BAC Faces Closure After Cuts to Council FundingDate: 19 January 2007
South London’s Fringe powerhouse Battersea Arts Centre (BAC) is threatened with closure after Wandsworth Borough Council (WBC) has decided to cut off all funding to the centre and charge rent for use of the building. The council says this is due to the fact that the government’s 2007 financial allocation for the borough is far lower than inflation, leaving WBC with a deficit of £5 million.
WBC’s previous grant to BAC was £100,000 per annum, which is being cut to nothing with effect from April 1 2007. The council also announced last week it would charge the organisation over £270,000 annually in rent and running costs from May 2007. BAC has launched petitions to the council and the government, but if the cuts stand, the centre will be forced to close unless an alternative income can be found.

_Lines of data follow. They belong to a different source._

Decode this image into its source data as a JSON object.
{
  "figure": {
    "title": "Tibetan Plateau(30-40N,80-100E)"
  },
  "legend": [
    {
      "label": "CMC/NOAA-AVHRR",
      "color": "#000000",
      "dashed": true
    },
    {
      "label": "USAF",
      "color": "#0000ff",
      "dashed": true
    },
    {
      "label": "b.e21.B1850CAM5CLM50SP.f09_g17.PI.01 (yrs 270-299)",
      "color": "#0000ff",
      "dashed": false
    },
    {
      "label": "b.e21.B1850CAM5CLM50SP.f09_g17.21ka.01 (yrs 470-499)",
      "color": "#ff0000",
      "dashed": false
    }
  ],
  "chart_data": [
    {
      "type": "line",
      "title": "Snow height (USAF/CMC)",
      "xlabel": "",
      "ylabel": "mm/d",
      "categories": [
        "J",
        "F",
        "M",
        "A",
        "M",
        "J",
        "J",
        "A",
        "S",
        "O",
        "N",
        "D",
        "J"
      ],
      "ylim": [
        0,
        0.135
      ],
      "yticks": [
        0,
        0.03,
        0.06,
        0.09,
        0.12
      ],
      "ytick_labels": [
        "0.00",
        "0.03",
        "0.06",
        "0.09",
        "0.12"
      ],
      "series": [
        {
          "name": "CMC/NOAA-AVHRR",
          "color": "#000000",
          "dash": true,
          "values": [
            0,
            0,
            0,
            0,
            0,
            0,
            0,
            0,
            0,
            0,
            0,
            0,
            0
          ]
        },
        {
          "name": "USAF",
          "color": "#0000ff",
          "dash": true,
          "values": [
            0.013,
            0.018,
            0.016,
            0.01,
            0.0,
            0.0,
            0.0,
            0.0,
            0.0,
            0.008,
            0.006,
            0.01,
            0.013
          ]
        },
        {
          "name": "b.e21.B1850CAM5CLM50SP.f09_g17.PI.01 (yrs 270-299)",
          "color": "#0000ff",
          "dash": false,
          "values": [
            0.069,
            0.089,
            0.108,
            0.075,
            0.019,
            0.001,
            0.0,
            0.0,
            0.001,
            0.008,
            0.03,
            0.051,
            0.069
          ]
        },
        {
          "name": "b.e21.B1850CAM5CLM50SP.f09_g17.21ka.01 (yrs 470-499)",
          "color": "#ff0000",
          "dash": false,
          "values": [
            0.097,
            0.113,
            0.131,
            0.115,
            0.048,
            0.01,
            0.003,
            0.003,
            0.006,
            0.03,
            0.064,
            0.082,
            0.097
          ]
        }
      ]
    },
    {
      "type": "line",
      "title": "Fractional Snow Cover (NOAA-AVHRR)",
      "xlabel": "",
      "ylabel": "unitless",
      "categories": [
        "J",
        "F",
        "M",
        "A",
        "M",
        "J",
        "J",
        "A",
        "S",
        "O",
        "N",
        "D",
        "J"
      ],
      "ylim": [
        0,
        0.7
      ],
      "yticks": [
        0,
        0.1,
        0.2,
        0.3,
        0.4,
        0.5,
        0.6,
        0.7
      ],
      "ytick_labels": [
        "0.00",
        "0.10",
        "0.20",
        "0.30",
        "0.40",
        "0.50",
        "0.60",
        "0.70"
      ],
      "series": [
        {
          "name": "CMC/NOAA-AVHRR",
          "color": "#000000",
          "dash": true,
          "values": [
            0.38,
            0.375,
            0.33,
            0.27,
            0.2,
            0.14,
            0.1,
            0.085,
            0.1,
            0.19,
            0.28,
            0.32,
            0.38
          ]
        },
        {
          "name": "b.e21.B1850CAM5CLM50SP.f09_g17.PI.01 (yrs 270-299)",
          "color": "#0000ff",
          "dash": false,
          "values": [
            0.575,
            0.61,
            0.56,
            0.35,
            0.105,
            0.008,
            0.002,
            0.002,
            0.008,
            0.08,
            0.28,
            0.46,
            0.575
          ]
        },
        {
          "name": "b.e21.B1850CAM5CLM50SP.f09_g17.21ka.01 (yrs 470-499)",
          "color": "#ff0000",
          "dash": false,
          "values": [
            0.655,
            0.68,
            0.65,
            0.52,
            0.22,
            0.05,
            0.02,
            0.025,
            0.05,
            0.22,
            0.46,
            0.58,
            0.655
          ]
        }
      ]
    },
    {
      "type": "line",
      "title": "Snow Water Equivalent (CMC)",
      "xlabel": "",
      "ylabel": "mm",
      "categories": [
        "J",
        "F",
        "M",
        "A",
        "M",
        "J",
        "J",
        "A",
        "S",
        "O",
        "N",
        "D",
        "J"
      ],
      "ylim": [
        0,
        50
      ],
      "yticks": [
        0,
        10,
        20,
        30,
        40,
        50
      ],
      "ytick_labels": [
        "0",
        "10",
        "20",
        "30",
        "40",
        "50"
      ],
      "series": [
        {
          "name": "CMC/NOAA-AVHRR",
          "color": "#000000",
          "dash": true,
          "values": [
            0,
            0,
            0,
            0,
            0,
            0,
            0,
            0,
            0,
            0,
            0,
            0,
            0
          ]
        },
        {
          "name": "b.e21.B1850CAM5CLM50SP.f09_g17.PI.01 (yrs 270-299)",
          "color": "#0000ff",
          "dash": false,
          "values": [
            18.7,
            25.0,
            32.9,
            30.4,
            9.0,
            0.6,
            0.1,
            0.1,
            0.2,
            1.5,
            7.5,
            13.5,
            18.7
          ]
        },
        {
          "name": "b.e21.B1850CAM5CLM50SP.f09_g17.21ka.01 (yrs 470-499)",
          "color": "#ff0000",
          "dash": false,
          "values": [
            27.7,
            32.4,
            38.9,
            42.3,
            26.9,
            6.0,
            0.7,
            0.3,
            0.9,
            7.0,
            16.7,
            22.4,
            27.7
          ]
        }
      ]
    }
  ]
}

The threat to BAC was raised in the House of Commons on Wednesday (17 January 2007) with a question to Tony Blair, to which the Prime Minister responded: “Battersea Arts Centre does a fantastic job. They should do everything they can to keep it open. It should be kept open.”
BAC, which won the Best Community Contribution Award at Wandsworth Council’s Business Awards 2006, is one of the country’s leading arts organisations and attracts 220,000 visitors each year. The venue launched Jerry Springer - The Opera, and has helped develop the careers of a range of performer and companies, including French & Saunders, Cheek By Jowl, Complicite, Kneehigh Theatre, the League of Gentlemen, Faulty Optic, DV8 and the Right Size.
BAC is seeking a meeting with Wandsworth Borough Council to ask them to reconsider the value of BAC to the Borough, while local Wandsowrth people are writing to their local councillors to express their dismay at the proposed cuts.
Council spokesman Steve Mayner said: “Wandsworth is facing a £5 million shortfall for the coming year in the money it receives from central government, following a below-inflation grant settlement. The council’s increase of 2.7 percent was the lowest amount possible. In key services like social and residential care, costs are actually rising by as much as six and seven percent a year – far above the headline inflation figure. Because the grant has to cover all services – excluding schools – the council is having to reduce costs across the board. As part of this process, the council has warned Battersea Arts Centre that its current level of support cannot be sustained.”
He added: “We do think BAC is a very, very good arts centre, and we have supported it for 25 years. We do not want to see it close, but it would be extremely difficult for us to justify cutting funding for the elderly or children.”